5x pytorch performance increase on CPU, 1 thread #408

IntendedConsequence · 2023-12-19T08:43:48Z

IntendedConsequence
Dec 19, 2023

tl;dr: Smarter batching without splitting the whole audio. Use batch inference on steps up until and including the encoder, then use batch size of 1 for lstm and decoder, because the last two parts are the only ones that depend on state.

All that is without affecting precision at all, as would be the case with regular batching, where one would have to split the entire audio in multiple independent slices, where each slice would be processed using its own independent state. But if batching is only used on the graph up to encoder, you can still process the entire audio with a single state.

Longer version:
When I was looking inside the jit and onnx model internals, I noticed that the majority of the computation the model performs during inference does not depend on state (hn and cn inputs to lstm).

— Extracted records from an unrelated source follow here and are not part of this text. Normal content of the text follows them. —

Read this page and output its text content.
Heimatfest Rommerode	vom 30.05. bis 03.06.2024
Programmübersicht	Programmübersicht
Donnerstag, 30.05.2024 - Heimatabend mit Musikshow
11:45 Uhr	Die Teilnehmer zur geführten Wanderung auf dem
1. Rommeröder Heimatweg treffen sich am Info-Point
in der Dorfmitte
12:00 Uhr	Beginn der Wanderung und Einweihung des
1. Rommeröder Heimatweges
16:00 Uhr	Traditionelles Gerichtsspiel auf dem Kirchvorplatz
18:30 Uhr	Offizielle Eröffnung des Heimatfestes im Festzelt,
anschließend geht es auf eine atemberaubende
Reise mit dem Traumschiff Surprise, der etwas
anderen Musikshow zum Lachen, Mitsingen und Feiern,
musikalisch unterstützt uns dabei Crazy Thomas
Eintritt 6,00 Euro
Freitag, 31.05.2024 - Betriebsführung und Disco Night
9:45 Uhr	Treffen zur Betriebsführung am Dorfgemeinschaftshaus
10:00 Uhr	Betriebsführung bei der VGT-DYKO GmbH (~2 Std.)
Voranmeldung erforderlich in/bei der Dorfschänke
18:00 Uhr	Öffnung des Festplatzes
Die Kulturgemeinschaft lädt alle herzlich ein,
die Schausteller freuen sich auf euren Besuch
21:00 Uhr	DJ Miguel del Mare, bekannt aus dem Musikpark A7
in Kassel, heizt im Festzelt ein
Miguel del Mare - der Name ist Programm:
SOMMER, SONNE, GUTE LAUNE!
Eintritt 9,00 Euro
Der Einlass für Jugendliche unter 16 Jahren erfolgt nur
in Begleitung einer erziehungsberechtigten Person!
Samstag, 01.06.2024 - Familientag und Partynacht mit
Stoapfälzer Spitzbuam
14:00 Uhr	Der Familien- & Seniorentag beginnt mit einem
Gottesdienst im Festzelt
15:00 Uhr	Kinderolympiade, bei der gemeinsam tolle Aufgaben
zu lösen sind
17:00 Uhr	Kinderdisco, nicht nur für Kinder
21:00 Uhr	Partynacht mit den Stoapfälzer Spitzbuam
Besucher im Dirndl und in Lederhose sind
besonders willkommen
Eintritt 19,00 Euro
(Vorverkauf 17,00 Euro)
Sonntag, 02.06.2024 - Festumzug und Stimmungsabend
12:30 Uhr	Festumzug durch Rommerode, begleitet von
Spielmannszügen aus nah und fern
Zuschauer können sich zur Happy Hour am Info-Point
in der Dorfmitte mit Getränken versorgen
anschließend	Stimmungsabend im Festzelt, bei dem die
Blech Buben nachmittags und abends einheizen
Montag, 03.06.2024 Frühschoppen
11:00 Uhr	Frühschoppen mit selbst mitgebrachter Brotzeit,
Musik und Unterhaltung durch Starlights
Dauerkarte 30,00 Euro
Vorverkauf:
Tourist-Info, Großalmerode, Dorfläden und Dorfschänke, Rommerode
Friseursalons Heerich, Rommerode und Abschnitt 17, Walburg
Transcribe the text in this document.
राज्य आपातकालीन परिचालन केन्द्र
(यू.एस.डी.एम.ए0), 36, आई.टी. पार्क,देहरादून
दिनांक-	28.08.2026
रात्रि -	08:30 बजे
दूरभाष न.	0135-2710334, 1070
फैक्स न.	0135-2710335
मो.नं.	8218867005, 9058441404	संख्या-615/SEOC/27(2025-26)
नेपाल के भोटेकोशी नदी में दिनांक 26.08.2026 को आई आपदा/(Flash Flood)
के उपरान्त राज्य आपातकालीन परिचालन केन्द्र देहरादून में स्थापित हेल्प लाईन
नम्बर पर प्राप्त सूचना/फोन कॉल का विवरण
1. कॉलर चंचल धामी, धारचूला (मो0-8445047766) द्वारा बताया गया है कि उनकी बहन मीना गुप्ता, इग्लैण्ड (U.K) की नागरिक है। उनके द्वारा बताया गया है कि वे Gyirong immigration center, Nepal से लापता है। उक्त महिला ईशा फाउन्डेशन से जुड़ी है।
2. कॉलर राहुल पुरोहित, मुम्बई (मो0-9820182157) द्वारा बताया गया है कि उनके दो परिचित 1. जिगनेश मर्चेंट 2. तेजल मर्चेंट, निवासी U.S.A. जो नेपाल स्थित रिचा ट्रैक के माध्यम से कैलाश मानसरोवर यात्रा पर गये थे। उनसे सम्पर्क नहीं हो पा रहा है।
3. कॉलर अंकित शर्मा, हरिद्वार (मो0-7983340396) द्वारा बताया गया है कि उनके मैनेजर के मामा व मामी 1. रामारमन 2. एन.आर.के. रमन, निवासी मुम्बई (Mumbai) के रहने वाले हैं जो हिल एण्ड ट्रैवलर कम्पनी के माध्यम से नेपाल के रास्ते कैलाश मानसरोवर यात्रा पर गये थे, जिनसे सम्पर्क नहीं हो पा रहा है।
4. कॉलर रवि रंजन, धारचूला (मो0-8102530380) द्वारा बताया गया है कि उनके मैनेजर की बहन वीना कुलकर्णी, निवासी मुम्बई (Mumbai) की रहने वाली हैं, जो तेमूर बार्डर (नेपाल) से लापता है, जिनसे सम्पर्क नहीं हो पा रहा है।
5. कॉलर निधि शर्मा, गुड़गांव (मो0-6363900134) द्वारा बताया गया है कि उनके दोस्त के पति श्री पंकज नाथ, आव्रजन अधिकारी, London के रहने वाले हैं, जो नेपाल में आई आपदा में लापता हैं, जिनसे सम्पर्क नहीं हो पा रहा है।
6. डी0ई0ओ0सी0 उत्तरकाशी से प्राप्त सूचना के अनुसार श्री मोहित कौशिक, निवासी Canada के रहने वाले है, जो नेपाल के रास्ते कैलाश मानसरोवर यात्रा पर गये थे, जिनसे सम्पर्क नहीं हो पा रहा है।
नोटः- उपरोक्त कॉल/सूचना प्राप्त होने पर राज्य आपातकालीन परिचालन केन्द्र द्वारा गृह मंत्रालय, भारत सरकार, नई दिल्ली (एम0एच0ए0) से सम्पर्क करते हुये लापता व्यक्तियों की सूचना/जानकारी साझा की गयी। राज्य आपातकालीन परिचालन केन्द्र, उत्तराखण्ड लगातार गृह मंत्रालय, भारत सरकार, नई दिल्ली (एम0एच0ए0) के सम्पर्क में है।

The model consists of roughly 6 steps:

feature_extractor
adaptive_normalization
first_layer
encoder
lstm
decoder

First 4 of those depend only on audio data, and only at the lstm step the state variables hn and cn are actually used and updated. This means that first 4 steps are easy to isolate and parallelize, and only the last 2 steps need to be computed sequentially.
Note: technically the decoder can also be batched, resulting in more speedups, but I didn't test that

While this is good news for GPU and multithreaded inference, I did not expect a 5x performance increase on a single thread.

Version: Silero VAD v3.1, 16kHz. Restored python code from .jit file (for implementing the model architecture in C/ggml)
Sample count: 1536
Pytorch version: 2.1-cpu

torch.set_grad_enabled(False)
torch.set_num_threads(1)
torch.set_num_interop_threads(1)

Batch size for first 4 steps: 32
Batch size for lstm and decoder: 1

Result: 600s of audio data is processed in 2-3 seconds.
And this is just using my restored pytorch silero code without any TorchScript, no jit.script or jit.trace at all.

Running the official v3.1 silero_vad.jit, batch_size=1 on the same 600s of audio data takes 10.4 seconds.

Batch size above 32 on my cpu doesn't result in much improvement.

I didn't look at V4 internals closely, but if the lstm is still near the bottom of the graph, the preceding steps can probably benefit from batching too.
I also didn't test what effect this kind of batching have on onnx model inference, and I didn't conduct any GPU/CUDA tests.

IntendedConsequence · 2023-12-19T10:46:31Z

IntendedConsequence
Dec 19, 2023
Author

UPD: onnx < 1s
I did a very quick and dirty test with exported onnx of the restored pytorch code with hardcoded batch size 32 for the non-lstm steps, and the same 600s of audio data are being processed in a little less than a second. CPU, 1 thread, and using python's onnxruntime bindings.
If these results aren't a fluke, it would make it 600x realtime processing speed. It's also more than twice as fast as using the official .onnx v3.1 model from pure C, which processes the same audio data in about 2s.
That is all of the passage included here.